Maybe I'm crazy, but I don't see any benefit to Nora lying in the finale. Even if she said "I bailed at the last moment and was too ashamed, so I hid" I can't imagine that would change how Kevin feels. Unless I'm just totally missing the point.
Also Kevin talks about having a heart condition and a pacemaker installed. In the previous episode, his chest is cut open and machinery is pulled out.
This was such an understated, simple finale. I really loved it. I always think back to the Garveys at Their Best episode, when Senior tells Junior that "this is enough" once Junior admits to feeling a little unfulfilled with having a family and career pre-departure. It's just such a good mission statement. The apparent senselessness of the departure leaves people in a position where they're either taking for granted the concept of family/stability (both Kevins) or openly waging war on it (the GR). In the end, it seems as if the world and the characters we've followed during S3 have reached a sort of stasis and found their way back to stability, while those who fought to destroy or rebel against those ideas have died or otherwise fallen off. I think it's great. With regards to Laurie, I'm reminded of how I felt at the end of Mad Men. I went into the final season picturing some big reckoning for almost every character, that more than one would die, and theorizing ways that other cruelties would fall on them, and at the end I was wondering why I had felt that way. Of course Don Draper didn't have to die. Similarly, of course Laurie didn't have to die for her journey to be meaningful. (Personally, I assumed she was dead. But I had friends who called themselves "Laurie Truthers")

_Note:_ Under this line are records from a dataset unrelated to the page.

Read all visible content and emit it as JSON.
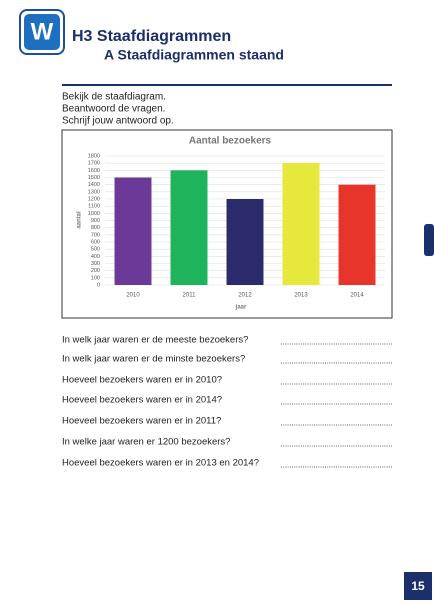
{
  "header": {
    "logo": "W",
    "title": "H3 Staafdiagrammen",
    "subtitle": "A Staafdiagrammen staand"
  },
  "instructions": [
    "Bekijk de staafdiagram.",
    "Beantwoord de vragen.",
    "Schrijf jouw antwoord op."
  ],
  "chart_data": {
    "type": "bar",
    "title": "Aantal bezoekers",
    "x_label": "jaar",
    "y_label": "aantal",
    "categories": [
      "2010",
      "2011",
      "2012",
      "2013",
      "2014"
    ],
    "values": [
      1500,
      1600,
      1200,
      1700,
      1400
    ],
    "colors": [
      "#6b3a98",
      "#1fb35b",
      "#2b2a6a",
      "#e6e83c",
      "#e8352b"
    ],
    "ylim": [
      0,
      1800
    ],
    "yticks": [
      0,
      100,
      200,
      300,
      400,
      500,
      600,
      700,
      800,
      900,
      1000,
      1100,
      1200,
      1300,
      1400,
      1500,
      1600,
      1700,
      1800
    ],
    "grid": true
  },
  "questions": [
    "In welk jaar waren er de meeste bezoekers?",
    "In welk jaar waren er de minste bezoekers?",
    "Hoeveel bezoekers waren er in 2010?",
    "Hoeveel bezoekers waren er in 2014?",
    "Hoeveel bezoekers waren er in 2011?",
    "In welke jaar waren er 1200 bezoekers?",
    "Hoeveel bezoekers waren er in 2013 en 2014?"
  ],
  "page_number": "15"
}
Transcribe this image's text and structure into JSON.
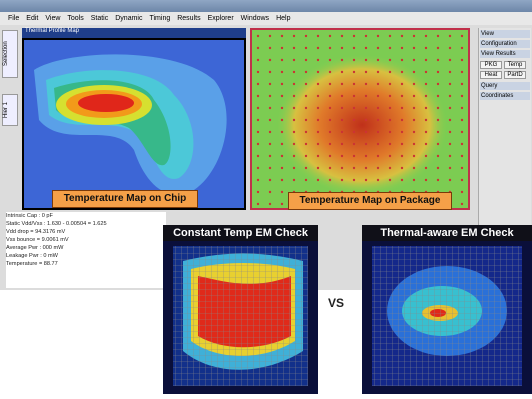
{
  "window": {
    "menu": [
      "File",
      "Edit",
      "View",
      "Tools",
      "Static",
      "Dynamic",
      "Timing",
      "Results",
      "Explorer",
      "Windows",
      "Help"
    ]
  },
  "tabs": [
    "Selection",
    "Hier 1"
  ],
  "thermal_panel": {
    "title": "Thermal Profile Map"
  },
  "labels": {
    "chip": "Temperature Map on Chip",
    "package": "Temperature Map on Package"
  },
  "right_panel": {
    "sections": [
      "View",
      "Configuration",
      "View Results",
      "Query",
      "Coordinates"
    ],
    "buttons": [
      "PKG",
      "Temp",
      "Heat",
      "PartD"
    ]
  },
  "log": [
    "Intrinsic Cap : 0 pF",
    "Static Vdd/Vss : 1.630 - 0.00504 = 1.625",
    "Vdd drop = 94.3176 mV",
    "Vss bounce = 9.0061 mV",
    "Average Pwr : 000 mW",
    "Leakage Pwr : 0 mW",
    "Temperature = 88.77"
  ],
  "em": {
    "left": "Constant Temp EM Check",
    "vs": "VS",
    "right": "Thermal-aware EM Check"
  }
}
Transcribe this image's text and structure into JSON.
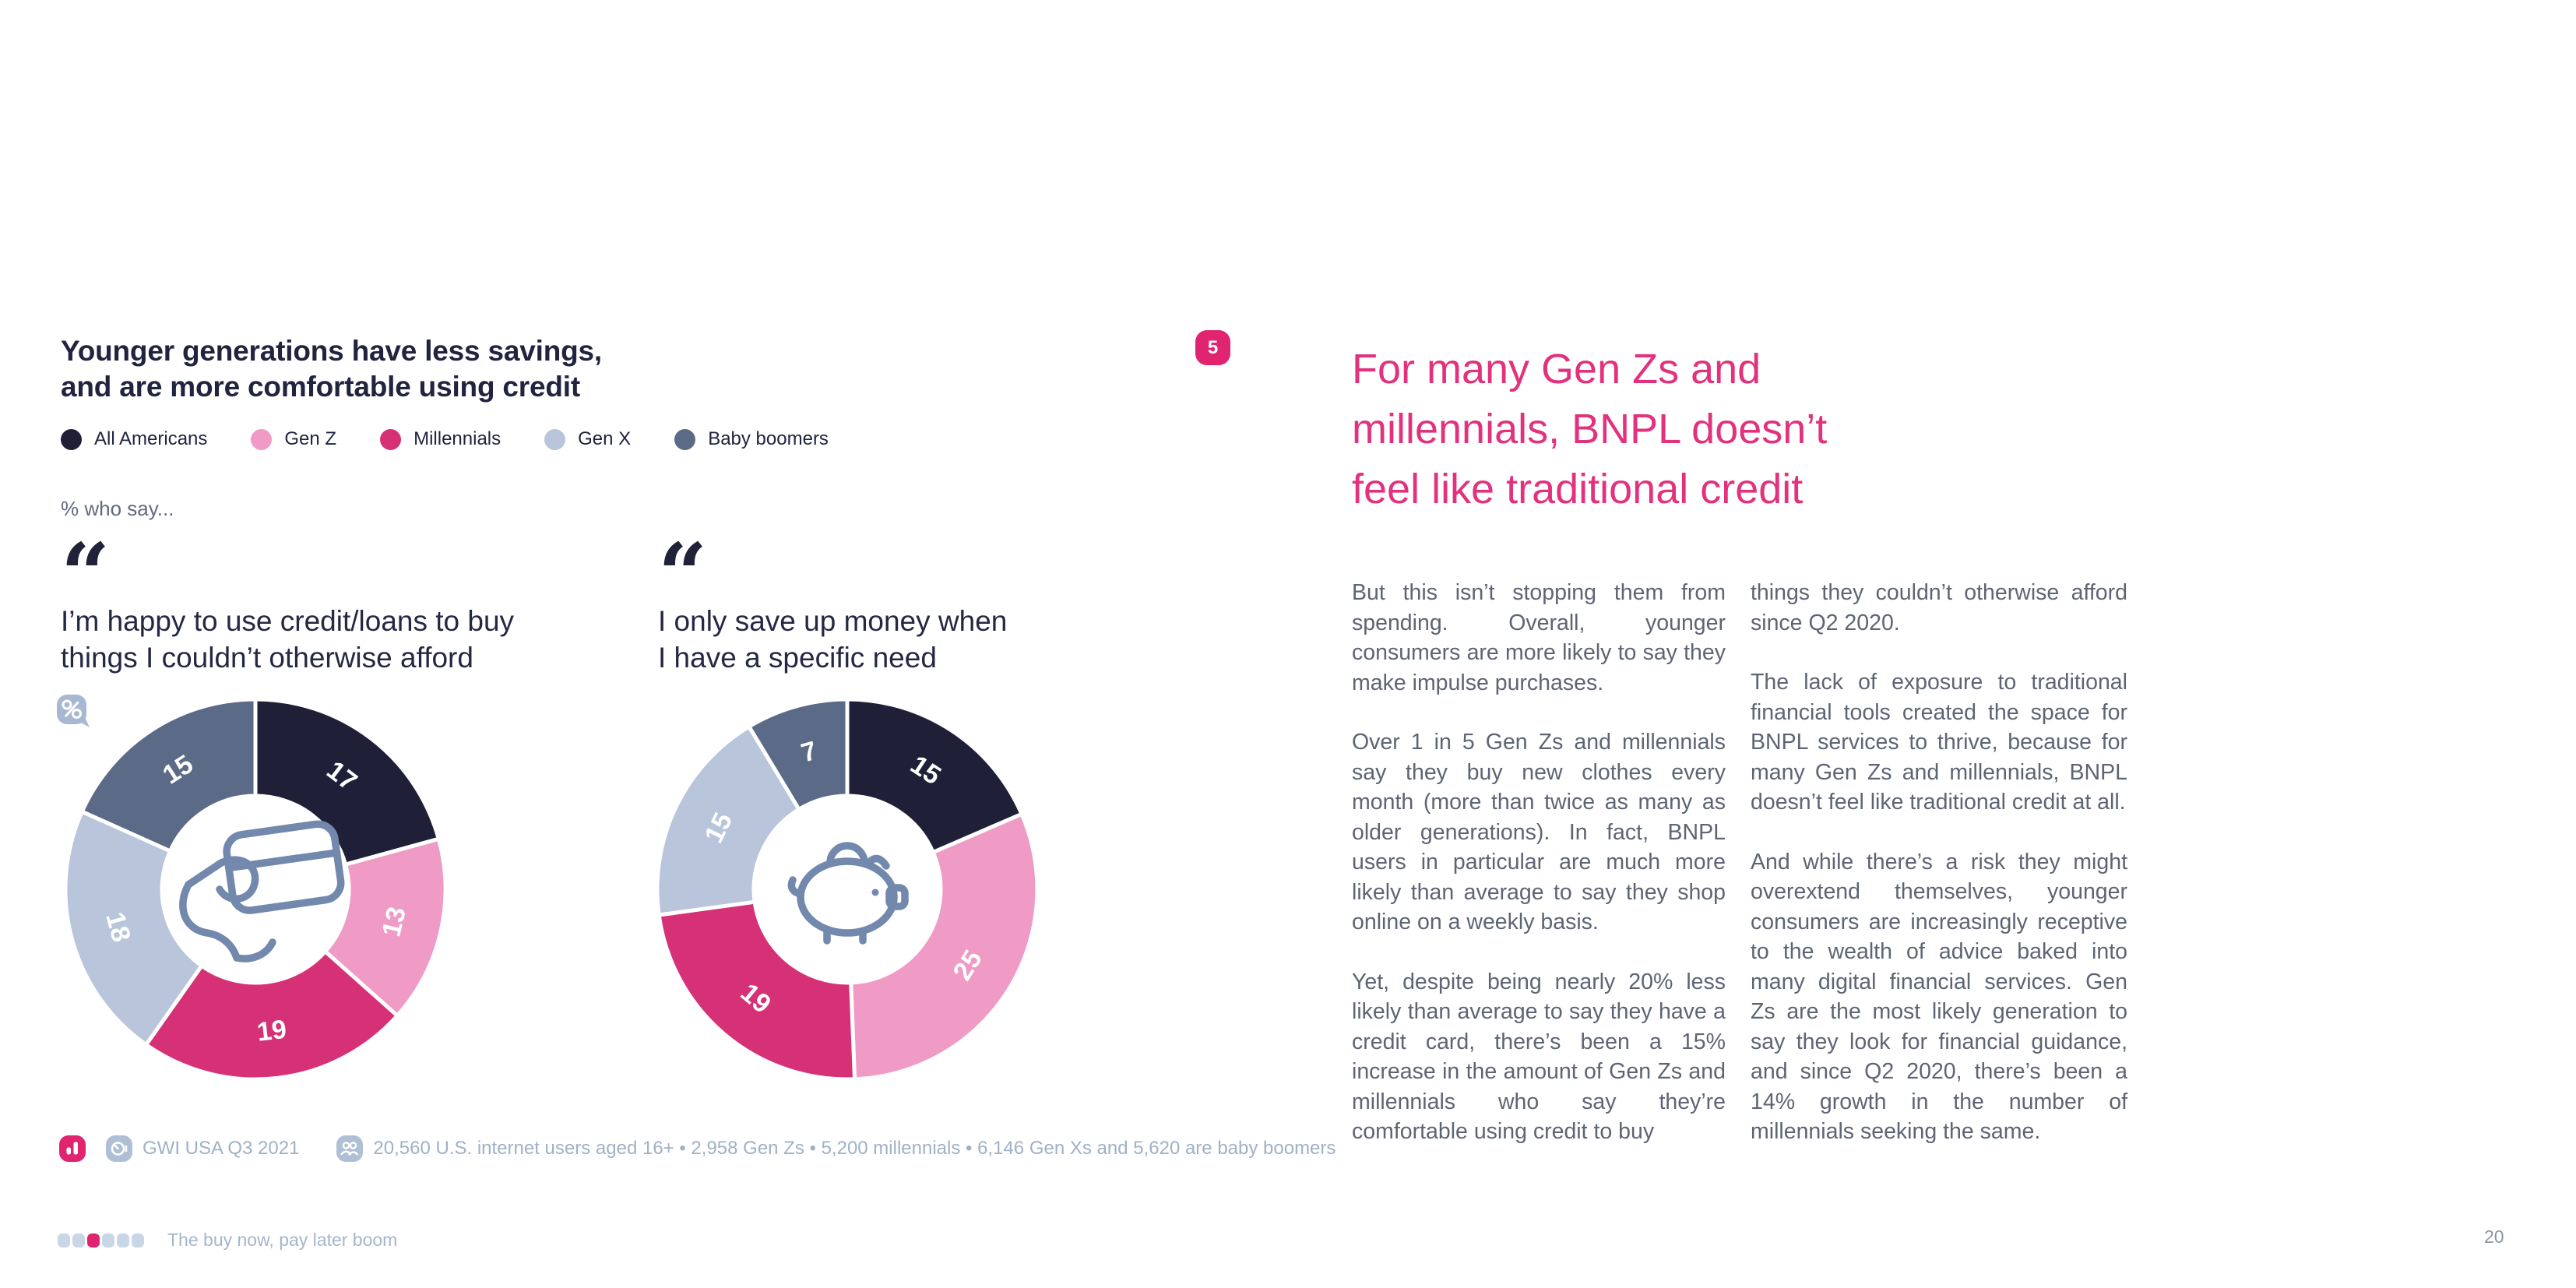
{
  "page": {
    "left": {
      "title": "Younger generations have less savings,\nand are more comfortable using credit",
      "slide_number": "5",
      "subtitle": "% who say...",
      "quote_mark": "“",
      "legend": [
        {
          "label": "All Americans",
          "color": "#1f2038"
        },
        {
          "label": "Gen Z",
          "color": "#ef9bc5"
        },
        {
          "label": "Millennials",
          "color": "#d63177"
        },
        {
          "label": "Gen X",
          "color": "#b8c5db"
        },
        {
          "label": "Baby boomers",
          "color": "#5b6a87"
        }
      ],
      "quotes": [
        {
          "text": "I’m happy to use credit/loans to buy\nthings I couldn’t otherwise afford"
        },
        {
          "text": "I only save up money when\nI have a specific need"
        }
      ],
      "source": {
        "survey": "GWI USA Q3 2021",
        "sample": "20,560 U.S. internet users aged 16+ • 2,958 Gen Zs • 5,200 millennials • 6,146 Gen Xs and 5,620 are baby boomers"
      },
      "footer": {
        "report_title": "The buy now, pay later boom",
        "dot_count": 6,
        "active_index": 2,
        "active_color": "#e0246f",
        "inactive_color": "#c9d6e5"
      }
    },
    "right": {
      "heading": "For many Gen Zs and\nmillennials, BNPL doesn’t\nfeel like traditional credit",
      "columns": [
        [
          "But this isn’t stopping them from spending. Overall, younger consumers are more likely to say they make impulse purchases.",
          "Over 1 in 5 Gen Zs and millennials say they buy new clothes every month (more than twice as many as older generations). In fact, BNPL users in particular are much more likely than average to say they shop online on a weekly basis.",
          "Yet, despite being nearly 20% less likely than average to say they have a credit card, there’s been a 15% increase in the amount of Gen Zs and millennials who say they’re comfortable using credit to buy"
        ],
        [
          "things they couldn’t otherwise afford since Q2 2020.",
          "The lack of exposure to traditional financial tools created the space for BNPL services to thrive, because for many Gen Zs and millennials, BNPL doesn’t feel like traditional credit at all.",
          "And while there’s a risk they might overextend themselves, younger consumers are increasingly receptive to the wealth of advice baked into many digital financial services. Gen Zs are the most likely generation to say they look for financial guidance, and since Q2 2020, there’s been a 14% growth in the number of millennials seeking the same."
        ]
      ],
      "page_number": "20"
    }
  },
  "chart_data": [
    {
      "type": "donut",
      "title": "I’m happy to use credit/loans to buy things I couldn’t otherwise afford",
      "unit": "% who say",
      "categories": [
        "All Americans",
        "Gen Z",
        "Millennials",
        "Gen X",
        "Baby boomers"
      ],
      "values": [
        17,
        13,
        19,
        18,
        15
      ],
      "colors": [
        "#1f2038",
        "#ef9bc5",
        "#d63177",
        "#b8c5db",
        "#5b6a87"
      ],
      "start_angle": 0,
      "direction": "clockwise",
      "center_icon": "credit-card-hand"
    },
    {
      "type": "donut",
      "title": "I only save up money when I have a specific need",
      "unit": "% who say",
      "categories": [
        "All Americans",
        "Gen Z",
        "Millennials",
        "Gen X",
        "Baby boomers"
      ],
      "values": [
        15,
        25,
        19,
        15,
        7
      ],
      "colors": [
        "#1f2038",
        "#ef9bc5",
        "#d63177",
        "#b8c5db",
        "#5b6a87"
      ],
      "start_angle": 0,
      "direction": "clockwise",
      "center_icon": "piggy-bank"
    }
  ]
}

This was probably the best series finale I can recall watching. As to whether Nora was telling the truth or not, I think she was, but perhaps not the truth in terms of the literal sense; rather in terms of the journey, internally, she took. It sort of does not matter. She did change her mind and realized that she didn't belong in the place they claimed she was going, nor the world she and Kevin shared, so she exiled herself. But, despite the damage and their respective journeys, they made it back to each other. I liked that a lot.
So much to think about. I believe Nora's story, but I'm also leaning towards the theory that her and Kevin are now in his afterlife world.
See, I tend to believe it is a metaphorical story because her journey has been one of tearing down the tales by which we find comfort, the ability to live and connect with others. Living like that made those things impossible. But, when Nora tells that story, I think that's her giving into the part of herself that tells the stories that bring folks together. Her rejection of Kevin's story was that it involved erasure, the separation of those connections, whereas she took the facts and reinterpreted them.
Nora's journey could have been just as "real" to her as Kevin's assassination journeys were to him, in that it wasn't real at all but he still learned a lot from it. Doesn't really matter. I'm just glad they're together.
It's an interesting commentary on faith that at first I immediately believed Nora's story, but as the hours pass and I think about it and more people pick it apart I'm questioning it.
I didn't think to question it either, so it could be taken either way: It actually did happen and that's why it was so straight forward or It didn't happen and the scene wasn't done well enough by the director, writers, etc... to make it clear you "should" question it In the end, I don't really care, haha. But this could be a good example of how discussing shows in depth like this online (for me) can take away from the enjoyment of the show. I'd rather be left to my own devices, but sometimes I can't help but check out other people's thoughts online.
i see all the theories and they're fun to read and everything , but for now I'm very satisfied with the ending and don't care to really engage in those discussions. I'm okay with taking what Nora said at face value. These two characters that I care a whole lot about are together and probably going to be okay. That's enough for me.
Was there any other symbolism behind the goat scene other than it was choking on the sins of others? And I guess maybe Nora taking those sins on herself to help the goat?? Idk
Everyone keeps talknig about how they ended up together and are happy for them, but goddamn...Kevin spent what seems to be 15-20ish years looking for her, and it was probably eating at him that entire time.